By Staff Reporter
Ward 17 Councillor Jacob Mafume has called on residents of Harare to peruse the Water Act and stop blaming the MDC run council for water challenges being faced in the capital as all water bodies and related issues rest with the President at law.
Mafume was speaking at a media training on community reporting organised by the Zimbabwe Union of Journalists (ZUJ) in Harare Wednesday.
“There has been a lack of funding in water sources to service Harare by government since independence, we are drinking water that was supposed to have catered for only 500 000 residents.
“We should have built Kunzvi, Musami and Muda dams which had been designed by the colonial government to deal with the expansion of Harare and greater Harare area,” said Mafume who was representing mayor Herbert Gomba.
“Residents of Harare should understand that our duty is distribution not production of water, that and ownership of water resources rest with their President according to the Water Act, he is solely in charge of that and responsible for their current challenges.”
The Water Act of 1998 removed all private ownership of water and placed it in the President’s Office.
“Subject to this Act, all water is vested in the President; No private ownership of water; No person shall be entitled to ownership of any water in Zimbabwe and no water shall be stored, abstracted, apportioned, controlled, diverted, used or in any way dealt with except in accordance with this Act.
“No person shall be entitled to ownership of any water in Zimbabwe and no water shall be stored, abstracted, apportioned, controlled, diverted, used or in any way dealt with except in accordance with this Act,” reads the 1998 legislation.

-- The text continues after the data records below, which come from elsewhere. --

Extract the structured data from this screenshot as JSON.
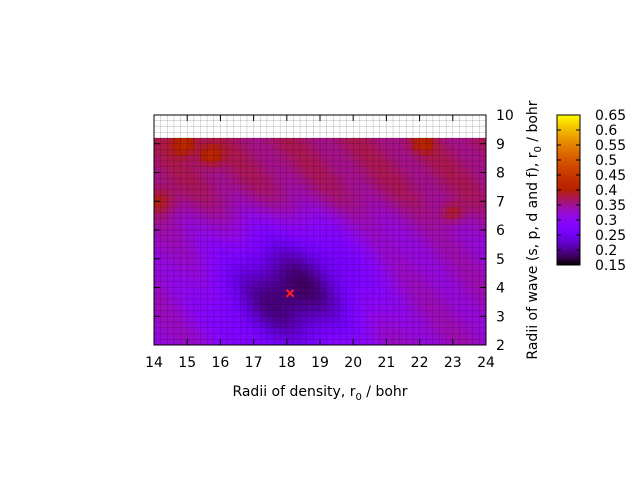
{
  "chart_data": {
    "type": "heatmap",
    "xlabel_main": "Radii of density, r",
    "xlabel_sub": "0",
    "xlabel_unit": " / bohr",
    "ylabel_main": "Radii of wave (s, p, d and f), r",
    "ylabel_sub": "0",
    "ylabel_unit": " / bohr",
    "xlim": [
      14,
      24
    ],
    "ylim": [
      2,
      10
    ],
    "data_ylim": [
      2,
      9.2
    ],
    "x_ticks": [
      "14",
      "15",
      "16",
      "17",
      "18",
      "19",
      "20",
      "21",
      "22",
      "23",
      "24"
    ],
    "y_ticks": [
      "2",
      "3",
      "4",
      "5",
      "6",
      "7",
      "8",
      "9",
      "10"
    ],
    "colorbar": {
      "min": 0.15,
      "max": 0.65,
      "ticks": [
        "0.15",
        "0.2",
        "0.25",
        "0.3",
        "0.35",
        "0.4",
        "0.45",
        "0.5",
        "0.55",
        "0.6",
        "0.65"
      ],
      "palette": "gnuplot"
    },
    "minimum": {
      "x": 18.1,
      "y": 3.8,
      "value": 0.18
    },
    "minimum_marker_color": "#ff2020",
    "grid": true
  }
}
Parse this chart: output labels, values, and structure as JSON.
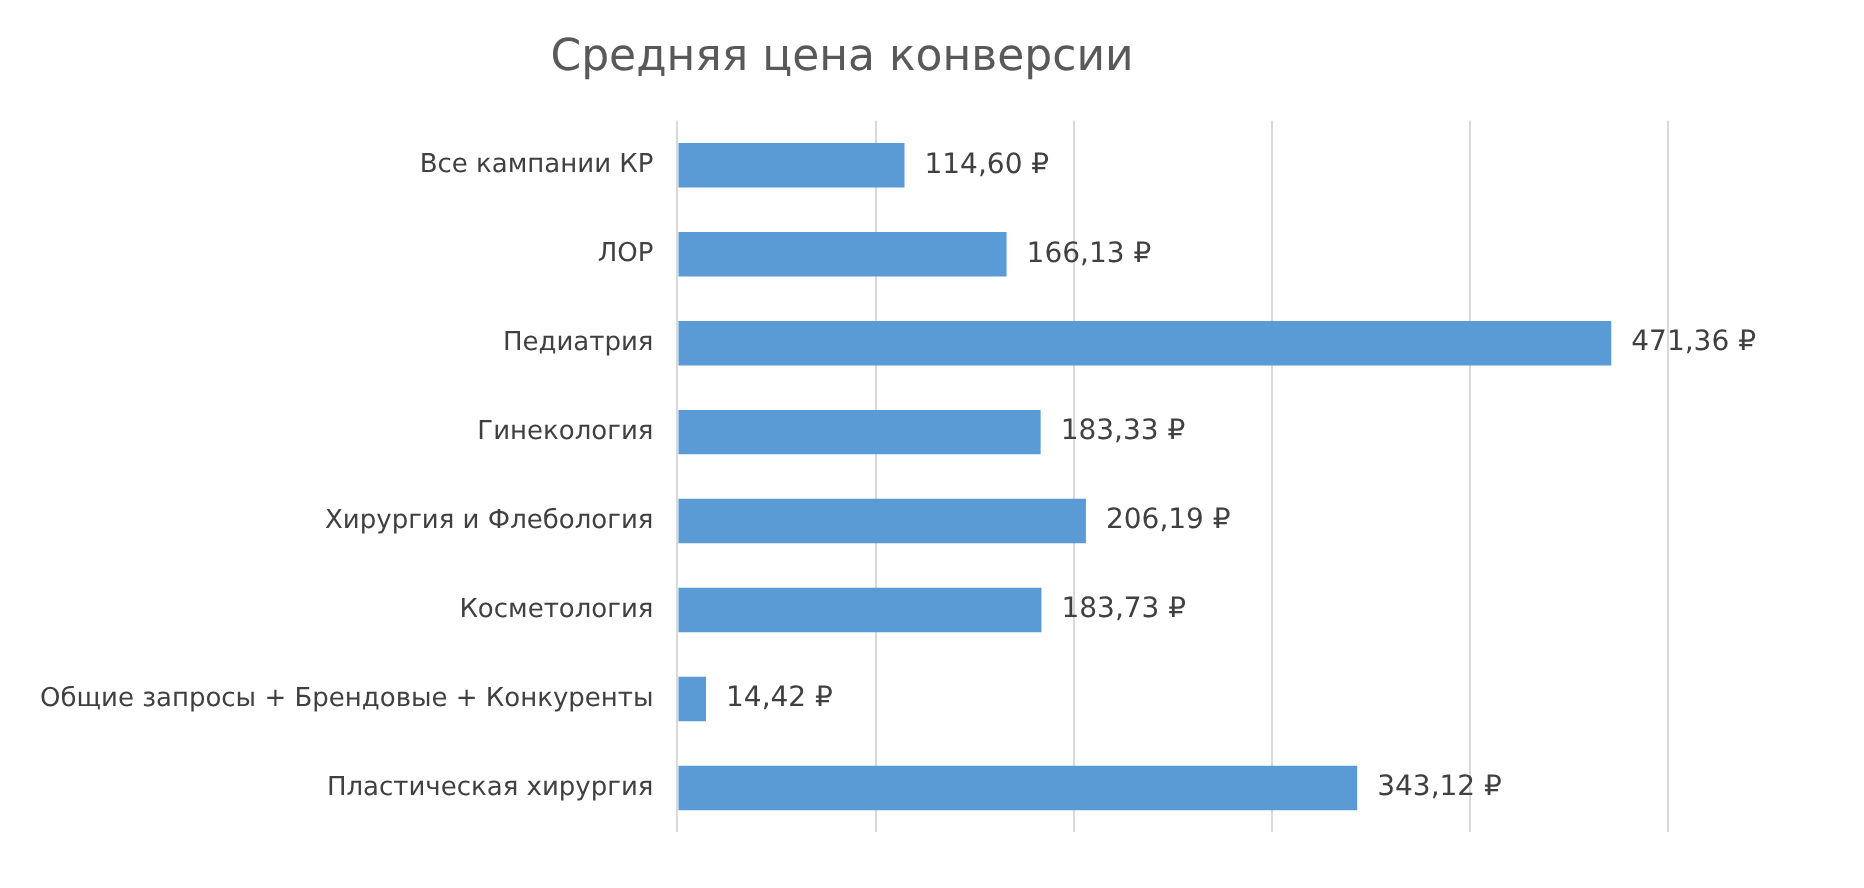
{
  "chart_data": {
    "type": "bar",
    "orientation": "horizontal",
    "title": "Средняя цена конверсии",
    "categories": [
      "Все кампании КР",
      "ЛОР",
      "Педиатрия",
      "Гинекология",
      "Хирургия и Флебология",
      "Косметология",
      "Общие запросы + Брендовые + Конкуренты",
      "Пластическая хирургия"
    ],
    "values": [
      114.6,
      166.13,
      471.36,
      183.33,
      206.19,
      183.73,
      14.42,
      343.12
    ],
    "value_labels": [
      "114,60 ₽",
      "166,13 ₽",
      "471,36 ₽",
      "183,33 ₽",
      "206,19 ₽",
      "183,73 ₽",
      "14,42 ₽",
      "343,12 ₽"
    ],
    "color": "#5b9bd5",
    "xlim": [
      0,
      500
    ],
    "xticks": [
      {
        "value": 0,
        "label": null
      },
      {
        "value": 100,
        "label": null
      },
      {
        "value": 200,
        "label": null
      },
      {
        "value": 300,
        "label": null
      },
      {
        "value": 400,
        "label": null
      },
      {
        "value": 500,
        "label": null
      }
    ],
    "grid": "x",
    "tick_labels": "y",
    "legend": false
  }
}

Section 6 (1) of the Act places responsibility on the Environment and Water Minister to guide the orderly and integrated planning of the optimum development, utilization and protection of the country’s water resources in the national interest to ensure the availability of water to all citizens for primary purposes.
Councils are now involved only when it comes to its distribution and reticulation.
Up until recently Harare only had one source of water, Lake Chivero that was originally built to hold the growing city’s sewer according to Mafume.
Manyame Dam is now on course to be supplying water to the capital although he added it is not enough.
Mafume took a dig at government’s decision to build lakes for people in far flung areas where he argued they are yet to find meaningful use for the large water bodies.
“Government has concentrated on building water sources used by crocodiles and canoes, the water is just sitting there and Tugwi Mukosi the largest in land lake built in Zimbabwe is a relevant example.
“There has been no attempt to ease the water challenge for the three million in Harare, maybe it is because you are seen as opposition supporters,” he added.
Council is distributing some 200 megalitres per day through a strict water rationing scheme against a demand of 1 800.